À Luanda, les discours ont laissé place à l’exigence de l’action. Hier mardi 28 octobre 2025, lors du 3ᵉ Sommet de Luanda sur le financement des infrastructures, les dirigeants africains, dont le Président du conseil togolais Faure Essozimna Gnassingbé, ont planché sur un défi capital : transformer l’essai de l’intégration continentale. Sous le thème « Capitaux, corridors, commerce : investir dans les infrastructures pour la ZLECAF et la prospérité partagée », l’enjeu est de taille : faire de cet espace de libre-échange continentale une réalité économique, et non une simple ambition juridique. Pour y parvenir, le Président Faure Gnassingbé, Champion du Marché unique du transport aérien, a délivré une feuille de route aussi incisive que pragmatique, centrée sur un leitmotiv : l’Afrique doit compter sur ses propres forces.
Le premier front est financier. D’emblée, Faure Gnassingbé a planté le décor en pointant une contradiction majeure : « Notre continent dispose de ressources financières considérables. Elles sont dans nos fonds de pension, nos fonds souverains, notre épargne. Mais une grande partie de ce capital reste peu investie ou investie hors d’Afrique. » Un constat sévère, qui sonne comme un aveu d’échec et un appel à la rupture. La solution est alors de créer des mécanismes audacieux pour canaliser cette épargne dormante vers les infrastructures régionales. Il a alors plaidé pour une ingénierie financière agressive : plateformes de co-investissement, véhicules régionaux d’investissement, garanties de crédit « made in Africa ». Un changement de paradigme s’impose : « Le financement ne viendra pas uniquement de l’aide extérieure. Il repose sur notre capacité à valoriser nos propres ressources pour bâtir l’Afrique que nous voulons », a-t-il déclaré. La souveraineté économique se gagnera d’abord par cette bataille des capitaux.

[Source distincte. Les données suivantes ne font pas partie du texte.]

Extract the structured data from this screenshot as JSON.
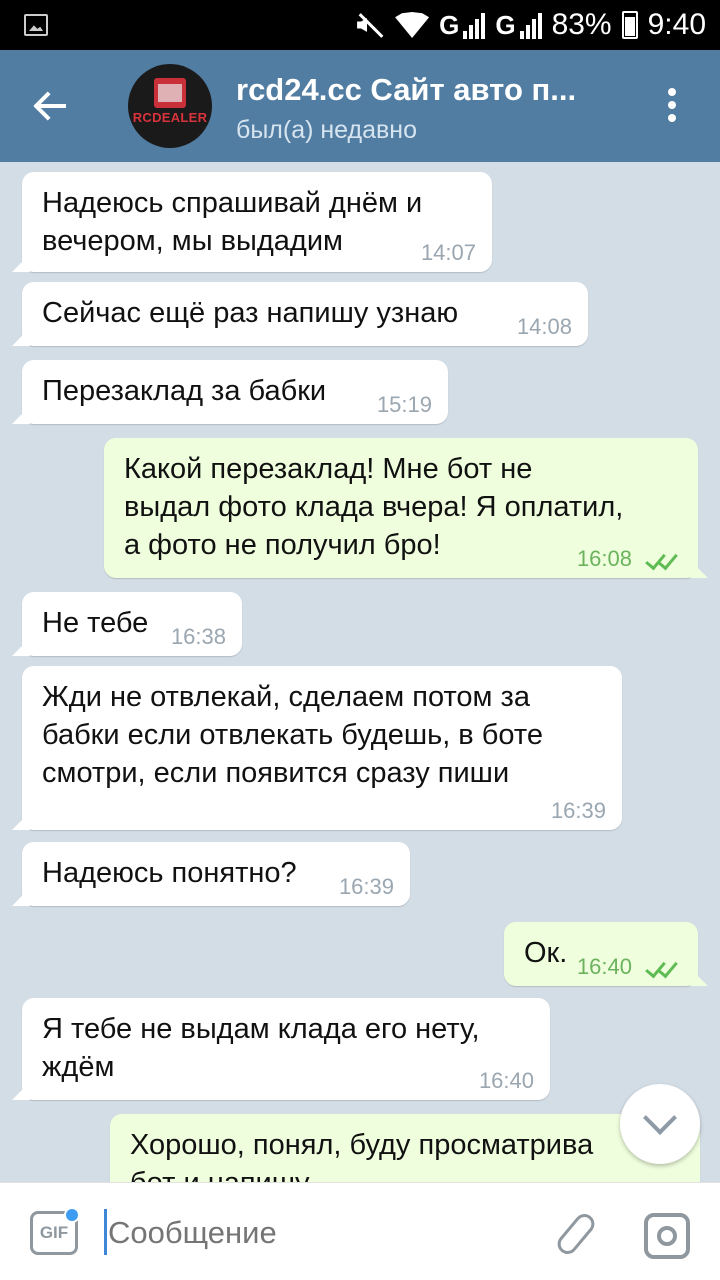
{
  "status_bar": {
    "battery": "83%",
    "time": "9:40",
    "network_1": "G",
    "network_2": "G"
  },
  "header": {
    "title": "rcd24.cc Сайт авто п...",
    "status": "был(а) недавно",
    "avatar_brand": "RCDEALER"
  },
  "messages": [
    {
      "dir": "in",
      "text": "Надеюсь спрашивай днём и\nвечером, мы выдадим",
      "time": "14:07"
    },
    {
      "dir": "in",
      "text": "Сейчас ещё раз напишу узнаю",
      "time": "14:08"
    },
    {
      "dir": "in",
      "text": "Перезаклад за бабки",
      "time": "15:19"
    },
    {
      "dir": "out",
      "text": "Какой перезаклад! Мне бот не\nвыдал фото клада вчера! Я оплатил,\nа фото не получил бро!",
      "time": "16:08"
    },
    {
      "dir": "in",
      "text": "Не тебе",
      "time": "16:38"
    },
    {
      "dir": "in",
      "text": "Жди не отвлекай, сделаем потом за\nбабки если отвлекать будешь, в боте\nсмотри, если появится сразу пиши",
      "time": "16:39"
    },
    {
      "dir": "in",
      "text": "Надеюсь понятно?",
      "time": "16:39"
    },
    {
      "dir": "out",
      "text": "Ок.",
      "time": "16:40"
    },
    {
      "dir": "in",
      "text": "Я тебе не выдам клада его нету,\nждём",
      "time": "16:40"
    },
    {
      "dir": "out",
      "text": "Хорошо, понял, буду просматрива\nбот и напишу",
      "time": ""
    }
  ],
  "input": {
    "placeholder": "Сообщение",
    "gif_label": "GIF"
  },
  "colors": {
    "header": "#517da2",
    "incoming_bubble": "#ffffff",
    "outgoing_bubble": "#effedd",
    "outgoing_time": "#6cb35e",
    "check": "#5fbc54"
  }
}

Des corridors, artères vitales du commerce intra-africain
Au-delà de l’argent, il faut des artères pour faire circuler la richesse. Le dirigeant togolais a insisté sur le rôle stratégique des corridors à savoir routes, rails, ports, réseaux, qu’il faut ériger en véritables vecteurs de compétitivité. S’appuyant sur l’expérience du Togo, il a démontré comment un corridor réussi fait s’effondrer les coûts logistiques et transforme un pays enclavé en plateforme d’échange. Mais la clé ne réside pas seulement dans le béton. L’efficacité passe par une révolution réglementaire : harmonisation douanière, digitalisation des procédures et gouvernance commune. Ces réformes sont indispensables pour que les ports deviennent de véritables « connecteurs de valeurs » et non de simples points de transit.
Le grand projet de zone de libre-échange a été au cœur des discussions. Faure Gnassingbé a rappelé une évidence trop souvent oubliée : sans infrastructures performantes et interconnectées, la ZLECAf restera une coquille vide. « Nous avons posé les fondations juridiques d’un marché continental. Mais sans infrastructures performantes, cette ambition restera théorique », a-t-il martelé. L’objectif est de créer un espace économique réel où les marchandises, les idées et les talents circulent sans entraves. Chaque corridor opérationnel est un pas de géant vers cet idéal, capable de stimuler l’agro-industrie, le textile ou la transformation minière, et d’en faire les piliers de l’industrialisation du continent.

L’impératif de durabilité et d’inclusion
Dans cette course au développement, la qualité doit primer sur la quantité. Le Président du Conseil a mis en garde contre le risque de construire pour construire. « Construire, c’est bien. Mais construire mieux, est essentiel. » Les infrastructures doivent être résilientes face aux chocs climatiques, intégrer les énergies propres et être gérées avec une transparence absolue. Elles doivent également être inclusives, profiter aux jeunes, aux femmes et aux entrepreneurs, plaçant les populations au cœur de chaque projet. La prospérité partagée n’est pas un vœu pieux, mais une condition sine qua non de la stabilité et du succès à long terme.
Ce sommet s’impose comme un moment de vérité. Les déclarations d’intention ont cédé la place à une exigence de résultats concrets. La feuille de route est tracée : mobilisation des capitaux intérieurs, développement de corridors intelligents, concrétisation de la ZLECAf et construction d’infrastructures durables. Luanda a peut-être sonné le glas d’une Afrique qui attendait son développement de l’extérieur. Reste à savoir si les actes suivront les paroles. L’intégration et la souveraineté du continent se jouent maintenant dans sa capacité à transformer cette ambition collective en réalité tangible pour ses populations.